Tandis que sa prestation dans Les diaboliques de Henri-Georges Clouzot en 1955 n'avait consisté qu'en une simple figuration (même pas créditée au générique), comme cela lui arrivera d'ailleurs encore en 1971 dans Malpertuis de Harry Kümel, il entamait six ans plus tard un registre qui restera l'un des siens jusqu'à la fin - celui de son propre rôle. Parmi dix films dont trois documentaires, on le retrouvera héros ou rôle secondaire (parfois très secondaire), dans Dossier 1413 d'Alfred Rode, D'où viens-tu Johnny ? de Noël Howard, Cherchez l'idole de Michel Boisrond, Les poneyttes de Joël Le Moigne (resté inédit dans les salles), Treize jours en France de Claude Lelouch et François Reichenbach, 5+1 de Guy Job, J'ai tout donné de François Reichenbach, L'aventure c'est l'aventure de Claude Lelouch à nouveau, Paparazzi d'Alain Berbérian, Mischka de Jean-François Stévenin, et bien sûr, Jean-Philippe de Laurent Tuel et Rock’n roll de Guillaume Canet il y a trois ans. Tout n'y fut pas brillant, mais lorsque Johnny s'est vraiment montré lui-même, au-delà de son aura de rockeur rebelle, il a tapé dans le mille. Et comme dit précédemment, les rôles de fiction qui lui ont été proposés ont eux aussi évolué en soixante ans.
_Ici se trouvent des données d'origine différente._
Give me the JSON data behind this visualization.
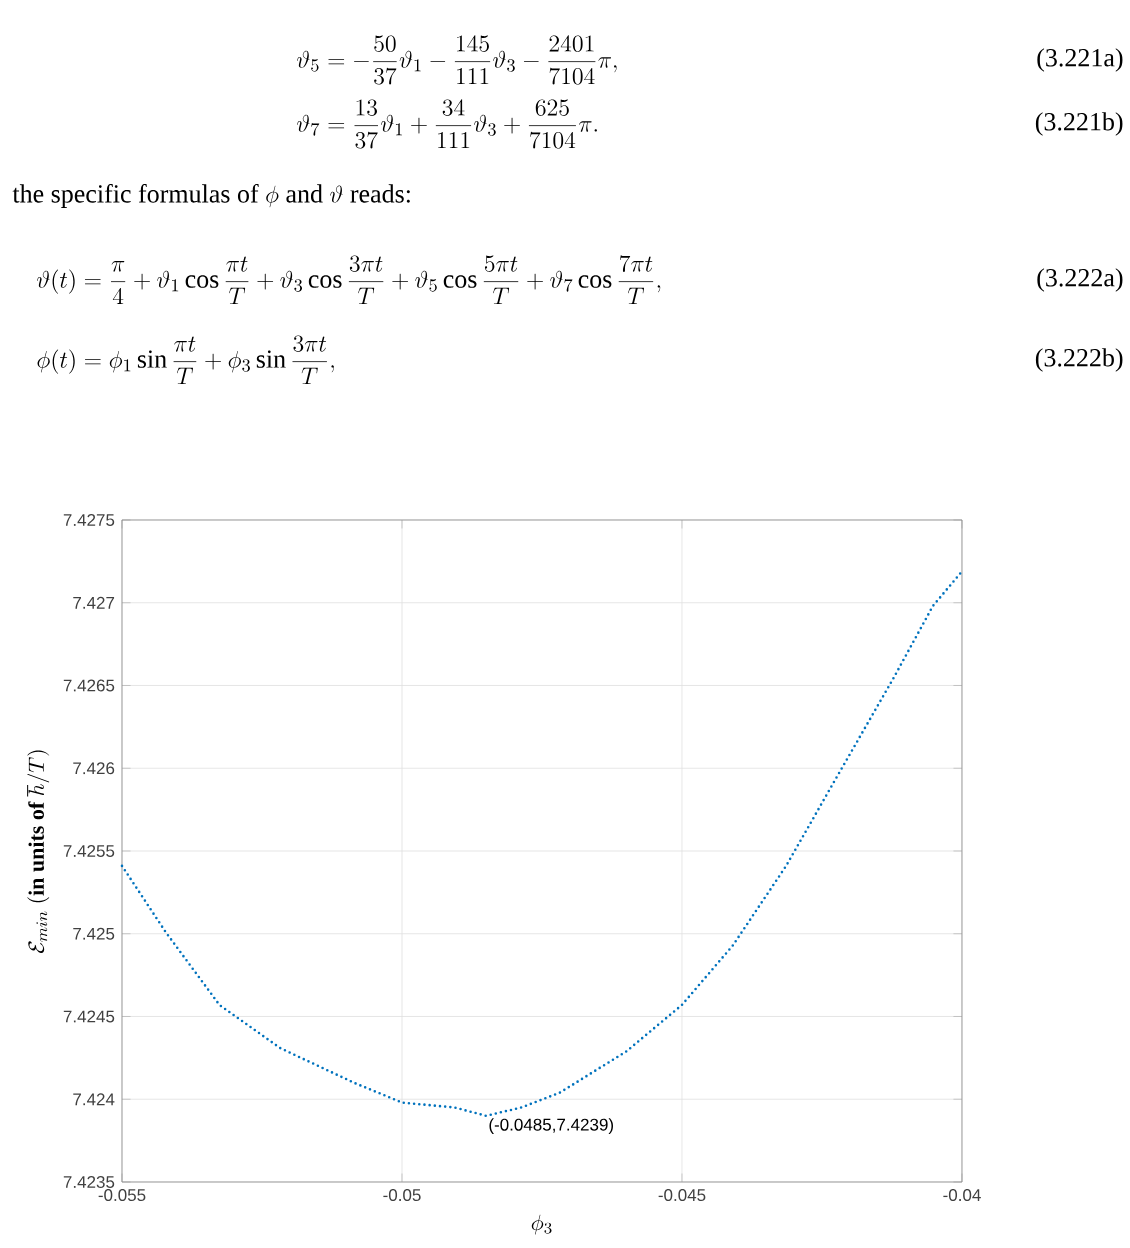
{
  "chart_data": {
    "type": "line",
    "xlabel": "\\phi_3",
    "ylabel": "\\mathcal{E}_{min}\\ \\mathbf{(in\\ units\\ of\\ }\\hbar/T\\mathbf{)}",
    "x": [
      -0.055,
      -0.05422,
      -0.05326,
      -0.05218,
      -0.05086,
      -0.05,
      -0.04906,
      -0.0485,
      -0.04787,
      -0.04718,
      -0.04599,
      -0.045,
      -0.04409,
      -0.04314,
      -0.04218,
      -0.04123,
      -0.04052,
      -0.04
    ],
    "series": [
      {
        "color": "#0072bd",
        "values": [
          7.42541,
          7.42501,
          7.42457,
          7.42431,
          7.4241,
          7.42398,
          7.42395,
          7.4239,
          7.42395,
          7.42404,
          7.42429,
          7.42457,
          7.42493,
          7.42541,
          7.42598,
          7.42654,
          7.42698,
          7.42719
        ]
      }
    ],
    "line_style": "dotted",
    "xlim": [
      -0.055,
      -0.04
    ],
    "ylim": [
      7.4235,
      7.4275
    ],
    "xticks": [
      -0.055,
      -0.05,
      -0.045,
      -0.04
    ],
    "yticks": [
      7.4235,
      7.424,
      7.4245,
      7.425,
      7.4255,
      7.426,
      7.4265,
      7.427,
      7.4275
    ],
    "grid": true,
    "annotations": [
      "\\vartheta_5 = -\\frac{50}{37}\\vartheta_1 - \\frac{145}{111}\\vartheta_3 - \\frac{2401}{7104}\\pi,",
      "(3.221a)",
      "\\vartheta_7 = \\frac{13}{37}\\vartheta_1 + \\frac{34}{111}\\vartheta_3 + \\frac{625}{7104}\\pi.",
      "(3.221b)",
      "\\mbox{the specific formulas of } \\phi \\mbox{ and } \\vartheta \\mbox{ reads:}",
      "\\vartheta(t) = \\frac{\\pi}{4} + \\vartheta_1\\cos\\frac{\\pi t}{T} + \\vartheta_3\\cos\\frac{3\\pi t}{T} + \\vartheta_5\\cos\\frac{5\\pi t}{T} + \\vartheta_7\\cos\\frac{7\\pi t}{T},",
      "(3.222a)",
      "\\phi(t) = \\phi_1\\sin\\frac{\\pi t}{T} + \\phi_3\\sin\\frac{3\\pi t}{T},",
      "(3.222b)",
      {
        "text": "(-0.0485,7.4239)",
        "x": -0.0485,
        "y": 7.4239
      }
    ]
  }
}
C'est ainsi que notre Johnny national a attiré l'attention de réalisateurs étrangers comme l'Italien Sergio Corbucci avec Le spécialiste (1969), l'Américain Noël Howard avec D'où viens-tu Johhny ? (1965) ou le Hongkongais Johnnie To avec Vengeance (2009), et surtout de très grandes pointures françaises comme Costa-Gavras qui l'a fait jouer dans Conseil de famille (1986), Jean-Luc Godard dans Détective (1984, où il rencontre Nathalie Baye), Claude Lelouch dans L'aventure c’est l’aventure (1972) et l'ultime Chacun sa vie (2017), et bien sûr, pour Patrice Leconte, dans l'extraordinaire L’homme du train (2002).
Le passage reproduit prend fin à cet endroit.